Diese Erkenntnis Gottes und des Menschen entfaltet die Wahrheit, die alle falschen Vorstellungen von Gott und Seinem Sprößling, d.h. von Gott und Seinem Ebenbild, dem Menschen, zerstört. So wird Machtbefugnis dadurch aufgerichtet, daß man „Christi Sinn” erlangt.
Gottes Wesen erkennen bedeutet also auch des Menschen Wesen und seine Beziehung zu Gott verstehen, und dieses Verständnis ist eine unanfechtbare und dauernde Machtbefugnis. Es ist die Machtbefugnis, die Jesus befähigte, Mißklang jeder Art zu zerstören, und die heute allen, die sie erwerben, dieselbe Kraft verleiht. Mrs Eddy schreibt darüber auf Seite 395 in Wissenschaft und Gesundheit: „Gleich dem großen Beispielgeber sollte der Heiler zu der Krankheit sprechen wie einer, der Gewalt über sie hat, und sollte es Seele überlassen, den falschen Augenschein der körperlichen Sinne zu meistern und die Ansprüche der Seele der Sterblichkeit und Krankheit gegenüber geltend zu machen”.
Ganze Hingebung an ein rechtschaffenes Streben verbürgt dessen Erfüllung. Und was einem möglich ist, können alle erstreben. Die Erkenntnis des göttlichen Ursprungs des Menschen, der höchsten Tatsache, daß der wirkliche Mensch durch Widerspiegelung jetzt sich aller Eigenschaften und Merkmale Gottes bewußt ist und sie besitzt, gibt einem Vollmacht, alles dem göttlichen Wesen Unähnliche zu verwerfen. Beanspruchen wir diese Eigenschaften hier und jetzt als zum Menschen gehörend, so erleben wir sie nicht nur in dem Verhältnis unserer Erkenntnis der Tatsache, sondern wir leugnen dadurch auch, daß etwas, was nicht von Gott ausgeht, zum Menschen gehört. Durch regelmäßiges und anhaltendes Sichvergegenwärtigen der göttlichen Natur und Gegenwart und der Einheit des Menschen mit Gott wachsen wir im Glauben und im Verständnis. Der Mensch, der wirkliche Mensch, ist der Sohn Gottes, und diese Sohnschaft bildet des Menschen göttliches Erbe. Die Erkenntnis dieser Tatsache befähigt uns, die uns von Gott verliehene Machtbefugnis erfolgreich geltend zu machen.
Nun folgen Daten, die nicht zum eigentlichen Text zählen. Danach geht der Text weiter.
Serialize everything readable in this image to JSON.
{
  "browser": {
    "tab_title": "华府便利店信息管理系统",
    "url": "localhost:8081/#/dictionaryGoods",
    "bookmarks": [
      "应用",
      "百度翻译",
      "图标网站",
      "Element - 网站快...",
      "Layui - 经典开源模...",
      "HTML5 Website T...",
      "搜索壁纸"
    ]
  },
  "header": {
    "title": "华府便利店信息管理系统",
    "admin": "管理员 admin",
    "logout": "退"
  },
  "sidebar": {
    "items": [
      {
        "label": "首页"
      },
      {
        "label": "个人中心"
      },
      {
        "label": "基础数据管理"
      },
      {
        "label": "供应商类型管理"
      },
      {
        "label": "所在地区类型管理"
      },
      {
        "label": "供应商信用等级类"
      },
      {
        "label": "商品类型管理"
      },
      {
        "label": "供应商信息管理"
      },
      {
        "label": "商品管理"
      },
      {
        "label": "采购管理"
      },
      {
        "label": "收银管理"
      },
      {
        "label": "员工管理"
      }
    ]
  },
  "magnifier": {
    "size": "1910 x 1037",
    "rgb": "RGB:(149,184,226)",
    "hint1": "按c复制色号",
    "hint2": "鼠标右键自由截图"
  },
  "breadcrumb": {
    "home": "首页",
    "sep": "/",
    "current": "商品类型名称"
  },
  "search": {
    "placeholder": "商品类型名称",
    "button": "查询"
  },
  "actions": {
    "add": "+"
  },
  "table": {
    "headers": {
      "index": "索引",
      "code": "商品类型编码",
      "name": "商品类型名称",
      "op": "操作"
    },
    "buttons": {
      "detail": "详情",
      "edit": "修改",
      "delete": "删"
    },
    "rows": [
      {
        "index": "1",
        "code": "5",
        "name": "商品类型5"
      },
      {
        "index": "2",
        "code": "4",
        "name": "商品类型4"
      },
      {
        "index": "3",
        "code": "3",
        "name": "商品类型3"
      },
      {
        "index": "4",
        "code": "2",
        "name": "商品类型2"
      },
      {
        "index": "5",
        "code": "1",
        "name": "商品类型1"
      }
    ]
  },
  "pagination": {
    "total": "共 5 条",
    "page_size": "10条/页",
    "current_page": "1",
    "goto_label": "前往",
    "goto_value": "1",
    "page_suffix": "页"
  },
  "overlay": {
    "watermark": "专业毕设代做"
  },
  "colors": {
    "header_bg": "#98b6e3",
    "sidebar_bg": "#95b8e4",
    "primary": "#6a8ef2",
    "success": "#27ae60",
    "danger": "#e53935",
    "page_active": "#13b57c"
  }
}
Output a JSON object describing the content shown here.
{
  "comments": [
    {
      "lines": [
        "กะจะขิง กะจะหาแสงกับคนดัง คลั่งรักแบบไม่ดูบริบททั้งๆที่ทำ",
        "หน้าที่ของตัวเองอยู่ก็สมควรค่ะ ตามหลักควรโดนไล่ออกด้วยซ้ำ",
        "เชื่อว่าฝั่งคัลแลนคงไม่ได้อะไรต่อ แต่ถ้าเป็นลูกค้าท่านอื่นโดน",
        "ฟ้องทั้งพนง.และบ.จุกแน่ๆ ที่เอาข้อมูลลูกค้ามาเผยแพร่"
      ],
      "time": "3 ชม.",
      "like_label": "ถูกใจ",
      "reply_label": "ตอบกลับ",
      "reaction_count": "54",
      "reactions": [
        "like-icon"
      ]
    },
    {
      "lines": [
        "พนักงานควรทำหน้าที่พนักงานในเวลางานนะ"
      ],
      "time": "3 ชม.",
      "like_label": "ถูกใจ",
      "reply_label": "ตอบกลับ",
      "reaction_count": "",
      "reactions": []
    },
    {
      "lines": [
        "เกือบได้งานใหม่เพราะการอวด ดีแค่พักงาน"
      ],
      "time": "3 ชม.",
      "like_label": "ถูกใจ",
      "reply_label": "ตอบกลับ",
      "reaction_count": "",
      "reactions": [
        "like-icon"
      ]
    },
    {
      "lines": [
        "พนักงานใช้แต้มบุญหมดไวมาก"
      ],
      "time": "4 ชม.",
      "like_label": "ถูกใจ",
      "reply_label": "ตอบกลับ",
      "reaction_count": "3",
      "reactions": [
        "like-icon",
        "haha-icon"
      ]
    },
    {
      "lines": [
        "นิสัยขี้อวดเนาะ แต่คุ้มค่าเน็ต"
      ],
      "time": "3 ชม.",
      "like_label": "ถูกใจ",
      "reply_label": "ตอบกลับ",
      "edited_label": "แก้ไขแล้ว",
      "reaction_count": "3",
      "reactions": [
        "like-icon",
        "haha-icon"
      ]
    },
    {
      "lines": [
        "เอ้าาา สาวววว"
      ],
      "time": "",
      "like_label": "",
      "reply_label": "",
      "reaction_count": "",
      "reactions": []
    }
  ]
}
„Ich sage euch” kann also immer mit zuversichtlicher Machtbefugnis gesprochen werden, wenn Gott verstanden wird und des Menschen Beziehung zu Gott im Bewußtsein aufgerichtet ist. Da das Reich Gottes inwendig in uns ist, erklärt Mrs. Eddy (Pulpit and Preß, S. 3): „Wisse also, daß du unumschränkte Macht hast, recht zu denken und recht zu handeln, und daß nichts dich dieses Erbes berauben und die Liebe mißbrauchen kann”. Diese von Gott verliehene unumschränkte Macht rüstet uns alle mit der Fähigkeit aus, mit der göttlichen Machtvollkommenheit zu sprechen, die alles dem Guten Unähnliche zerstört. Groß ist diese Verleihung und gesegnet die Belohnung ihrer richtigen Anwendung.